Universidad de Salamanca
La Iglesia no sólo no frenó el avance científico sino que proporcionó el «caldo de cultivo» dentro del cual pudieron darse tantos y tan relevantes avances científicos

A.N. Whitehead (1861-1947), historiador de la Ciencia, agnóstico, defendió en las conferencias Lowell de 1925 (publicadas posteriormente con el título La Ciencia y el mundo moderno) la misma tesis que Duhem años antes: que contrariamente a lo que el positivismo pretende afirmar, la ciencia no debe su origen al rechazo de las creencias religiosas; muy al contrario, había que buscar el nacimiento de la ciencia moderna en la firme fe de la Edad Media. Consideraba fundamental, en este contexto, la insistencia medieval en la racionalidad del Creador. Whitehead subrayó también que la creencia en el dogma de la creación tuvo que ser compartida por toda una cultura a lo largo de varias generaciones. Solamente esa experiencia comunitaria y esa convicción pudieron producir lo que él llamaba una línea de pensamiento, un clima de confianza intelectual y de optimismo. A su vez, esto dio lugar a la empresa científica y a la determinación de buscar la racionalidad en todos los procesos de la naturaleza.
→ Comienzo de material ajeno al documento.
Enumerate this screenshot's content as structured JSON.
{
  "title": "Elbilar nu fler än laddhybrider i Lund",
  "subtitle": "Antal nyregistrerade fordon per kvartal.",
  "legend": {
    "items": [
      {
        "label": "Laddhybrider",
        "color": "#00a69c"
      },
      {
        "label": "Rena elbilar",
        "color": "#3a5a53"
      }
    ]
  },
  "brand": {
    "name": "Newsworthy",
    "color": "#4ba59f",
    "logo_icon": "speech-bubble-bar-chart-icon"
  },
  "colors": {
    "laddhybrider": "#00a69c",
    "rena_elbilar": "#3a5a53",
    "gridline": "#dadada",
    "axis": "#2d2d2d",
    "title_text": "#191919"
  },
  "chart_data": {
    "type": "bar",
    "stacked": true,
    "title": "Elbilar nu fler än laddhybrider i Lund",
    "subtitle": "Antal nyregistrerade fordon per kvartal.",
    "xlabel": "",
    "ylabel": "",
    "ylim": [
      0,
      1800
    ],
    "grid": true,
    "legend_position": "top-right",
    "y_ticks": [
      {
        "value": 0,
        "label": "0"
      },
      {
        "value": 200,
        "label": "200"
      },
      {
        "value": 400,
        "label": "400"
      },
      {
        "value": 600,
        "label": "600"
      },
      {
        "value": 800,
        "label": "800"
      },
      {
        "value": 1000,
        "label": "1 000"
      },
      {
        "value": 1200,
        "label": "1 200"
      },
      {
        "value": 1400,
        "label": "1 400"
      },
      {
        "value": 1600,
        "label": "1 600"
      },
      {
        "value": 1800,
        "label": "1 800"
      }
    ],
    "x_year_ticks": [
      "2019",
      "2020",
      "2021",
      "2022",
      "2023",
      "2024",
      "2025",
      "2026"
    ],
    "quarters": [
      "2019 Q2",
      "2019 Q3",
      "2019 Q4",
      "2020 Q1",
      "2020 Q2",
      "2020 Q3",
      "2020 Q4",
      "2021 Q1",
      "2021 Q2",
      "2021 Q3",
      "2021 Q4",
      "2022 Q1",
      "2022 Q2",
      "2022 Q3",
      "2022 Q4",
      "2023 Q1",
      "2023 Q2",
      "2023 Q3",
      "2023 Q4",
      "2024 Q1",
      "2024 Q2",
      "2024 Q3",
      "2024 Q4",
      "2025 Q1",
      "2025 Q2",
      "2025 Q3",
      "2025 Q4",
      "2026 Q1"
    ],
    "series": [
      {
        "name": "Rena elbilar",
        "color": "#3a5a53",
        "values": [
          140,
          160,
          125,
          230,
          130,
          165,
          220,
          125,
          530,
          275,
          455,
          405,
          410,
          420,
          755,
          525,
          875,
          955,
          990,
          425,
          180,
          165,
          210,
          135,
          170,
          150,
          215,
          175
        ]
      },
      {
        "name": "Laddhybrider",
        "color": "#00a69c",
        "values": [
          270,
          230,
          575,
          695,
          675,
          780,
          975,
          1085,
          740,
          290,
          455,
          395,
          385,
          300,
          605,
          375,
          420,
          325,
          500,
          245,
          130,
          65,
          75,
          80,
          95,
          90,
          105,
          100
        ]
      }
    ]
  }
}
El tren de la ciencia moderna está ya en marcha y va a gran velocidad. Un materialista, un ateo o un agnóstico pueden subirse a él y perfeccionarlo con su trabajo. Pero no fue en un ambiente materialista, ni ateo donde se construyó y puso en movimiento. En cualquier caso, de lo que somos conscientes los creyentes —que también colaboramos en ese tren— es que éste discurre por las vías de la verdad científica hacia la estación «Termini», la Verdad increada.